Brazil, an emerging agriculture superpower, and leader of the G20 group of developing country farm exporters, is one of the most enthusiastic proponents of a deal in the World Trade Organisation's (WTO) Doha round, launched seven years ago.

Trade experts say the trade talks could drop down the political agenda if there is no outline deal by the time Obama takes over, and that an incoming administration might be tempted to unpick some of the points already agreed.

Amorim, hailing Obama's victory as the triumph of hope over prejudice, dismissed the idea that a Democratic administration in the United States would be more protectionist than the Republicans, and so less likely to conclude a trade deal.

"I don't think that holds any more. This has more to do with manufacturing than with the agricultural problems we are facing, and the Democrats are also more multilateralist," he said.

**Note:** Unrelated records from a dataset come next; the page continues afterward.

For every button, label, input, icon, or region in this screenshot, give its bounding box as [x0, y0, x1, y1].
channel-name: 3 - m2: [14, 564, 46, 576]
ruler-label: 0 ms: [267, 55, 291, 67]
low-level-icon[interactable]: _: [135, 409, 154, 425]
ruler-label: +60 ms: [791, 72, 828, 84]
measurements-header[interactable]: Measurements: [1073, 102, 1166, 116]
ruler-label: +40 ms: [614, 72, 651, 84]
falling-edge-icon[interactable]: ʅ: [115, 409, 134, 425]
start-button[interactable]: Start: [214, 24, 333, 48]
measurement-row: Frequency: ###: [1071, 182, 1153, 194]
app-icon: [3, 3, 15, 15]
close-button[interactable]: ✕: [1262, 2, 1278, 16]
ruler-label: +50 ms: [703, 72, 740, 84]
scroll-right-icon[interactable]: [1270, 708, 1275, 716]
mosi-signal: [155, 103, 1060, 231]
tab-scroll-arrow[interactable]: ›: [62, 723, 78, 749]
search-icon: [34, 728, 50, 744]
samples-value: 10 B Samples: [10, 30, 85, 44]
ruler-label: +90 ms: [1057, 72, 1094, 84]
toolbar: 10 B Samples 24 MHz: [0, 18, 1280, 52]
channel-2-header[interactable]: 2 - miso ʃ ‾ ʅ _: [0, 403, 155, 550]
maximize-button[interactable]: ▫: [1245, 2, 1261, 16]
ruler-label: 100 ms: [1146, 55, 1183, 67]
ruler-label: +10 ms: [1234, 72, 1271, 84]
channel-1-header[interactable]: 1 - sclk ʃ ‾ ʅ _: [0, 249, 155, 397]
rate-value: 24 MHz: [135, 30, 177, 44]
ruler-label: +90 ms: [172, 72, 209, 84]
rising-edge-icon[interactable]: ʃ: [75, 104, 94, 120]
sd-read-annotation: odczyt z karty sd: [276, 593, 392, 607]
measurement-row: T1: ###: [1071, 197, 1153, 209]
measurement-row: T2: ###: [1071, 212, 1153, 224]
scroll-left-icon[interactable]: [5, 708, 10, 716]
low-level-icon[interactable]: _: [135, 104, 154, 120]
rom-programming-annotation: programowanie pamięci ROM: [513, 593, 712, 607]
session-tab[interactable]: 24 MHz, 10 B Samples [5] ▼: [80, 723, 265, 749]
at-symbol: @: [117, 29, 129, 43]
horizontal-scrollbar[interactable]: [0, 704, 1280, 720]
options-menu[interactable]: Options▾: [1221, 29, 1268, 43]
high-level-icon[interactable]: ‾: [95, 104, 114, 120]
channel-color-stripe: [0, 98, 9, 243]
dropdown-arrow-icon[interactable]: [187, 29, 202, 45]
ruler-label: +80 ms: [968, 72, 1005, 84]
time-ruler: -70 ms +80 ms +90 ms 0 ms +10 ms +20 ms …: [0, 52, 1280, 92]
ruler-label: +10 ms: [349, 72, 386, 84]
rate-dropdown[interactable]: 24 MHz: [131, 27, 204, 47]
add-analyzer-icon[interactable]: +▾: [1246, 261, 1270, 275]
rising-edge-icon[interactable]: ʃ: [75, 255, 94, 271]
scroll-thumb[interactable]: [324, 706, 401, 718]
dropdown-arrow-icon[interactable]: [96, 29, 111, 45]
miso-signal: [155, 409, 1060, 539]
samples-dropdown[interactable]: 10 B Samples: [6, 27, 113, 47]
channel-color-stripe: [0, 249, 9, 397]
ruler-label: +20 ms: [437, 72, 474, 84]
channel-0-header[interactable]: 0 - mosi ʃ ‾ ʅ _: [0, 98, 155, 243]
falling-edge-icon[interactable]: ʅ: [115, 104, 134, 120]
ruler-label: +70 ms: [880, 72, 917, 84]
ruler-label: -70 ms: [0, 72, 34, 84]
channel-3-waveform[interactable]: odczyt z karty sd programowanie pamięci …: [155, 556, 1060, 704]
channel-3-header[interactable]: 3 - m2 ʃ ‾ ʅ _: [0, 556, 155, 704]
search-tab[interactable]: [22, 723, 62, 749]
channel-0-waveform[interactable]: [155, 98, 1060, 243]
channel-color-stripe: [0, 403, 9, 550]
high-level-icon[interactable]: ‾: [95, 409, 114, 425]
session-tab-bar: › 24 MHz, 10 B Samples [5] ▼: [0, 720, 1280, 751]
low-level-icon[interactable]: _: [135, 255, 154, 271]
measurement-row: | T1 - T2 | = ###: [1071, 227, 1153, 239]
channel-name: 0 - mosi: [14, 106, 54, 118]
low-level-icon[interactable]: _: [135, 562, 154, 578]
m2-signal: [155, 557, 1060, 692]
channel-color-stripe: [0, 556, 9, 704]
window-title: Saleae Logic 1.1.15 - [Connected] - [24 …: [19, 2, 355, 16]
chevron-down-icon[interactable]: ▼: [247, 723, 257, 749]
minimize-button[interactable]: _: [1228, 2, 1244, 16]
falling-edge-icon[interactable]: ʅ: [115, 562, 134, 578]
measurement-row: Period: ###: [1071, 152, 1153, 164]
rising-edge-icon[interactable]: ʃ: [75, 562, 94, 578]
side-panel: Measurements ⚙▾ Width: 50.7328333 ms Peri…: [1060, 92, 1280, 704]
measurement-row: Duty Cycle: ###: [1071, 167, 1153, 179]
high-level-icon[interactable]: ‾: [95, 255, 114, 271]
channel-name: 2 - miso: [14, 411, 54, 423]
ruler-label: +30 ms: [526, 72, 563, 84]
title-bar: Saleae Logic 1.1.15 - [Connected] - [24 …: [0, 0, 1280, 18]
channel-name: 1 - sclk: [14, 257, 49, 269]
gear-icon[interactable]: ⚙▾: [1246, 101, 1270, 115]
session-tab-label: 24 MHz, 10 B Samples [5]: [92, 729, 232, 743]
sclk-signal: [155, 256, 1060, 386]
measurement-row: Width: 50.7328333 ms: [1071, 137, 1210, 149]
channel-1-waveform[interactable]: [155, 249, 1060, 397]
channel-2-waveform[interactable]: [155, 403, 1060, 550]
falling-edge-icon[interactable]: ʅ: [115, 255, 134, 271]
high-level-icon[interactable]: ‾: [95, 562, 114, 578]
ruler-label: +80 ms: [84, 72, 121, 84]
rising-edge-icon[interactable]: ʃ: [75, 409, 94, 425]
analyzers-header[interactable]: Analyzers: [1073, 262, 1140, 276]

Both Amorim and Australian Trade Minister Simon Crean said the November 15 summit of major developed and developing countries in Washington on the financial crisis needed to send a strong concrete message to negotiators to complete the Doha talks in the coming weeks.

Even though that meeting is hosted by the outgoing U.S. administration, Crean -- another keen supporter of a deal -- said he was sure that Obama would support an early outline trade agreement as part of the solution to the financial crisis.

"What the global financial crisis does is to give us the capacity to raise to a leadership level... the importance of the relationship of trade to helping the macro-policy setting and the economic stimulus that all world leaders are committed to finding at the (Washington) meeting," Crean told Reuters while visiting Geneva.

Both Amorim and Crean acknowledged that negotiators in Geneva grappling with the technicalities of the trade talks were not optimistic an outline deal could still be clinched this year after ministers narrowly failed to reach a breakthrough in July.

But South Africa's deputy Trade Minister Rob Davies, speaking before the result of the election was known, said Obama's trade policies were unclear, and South Africa in any case did not favor another meeting of ministers this year.

"There are too many differences, too many issues that remain unresolved and it would be better for a much more profound reflection on the reasons why we didn't finalize a deal in July," he told Reuters in Cape Town.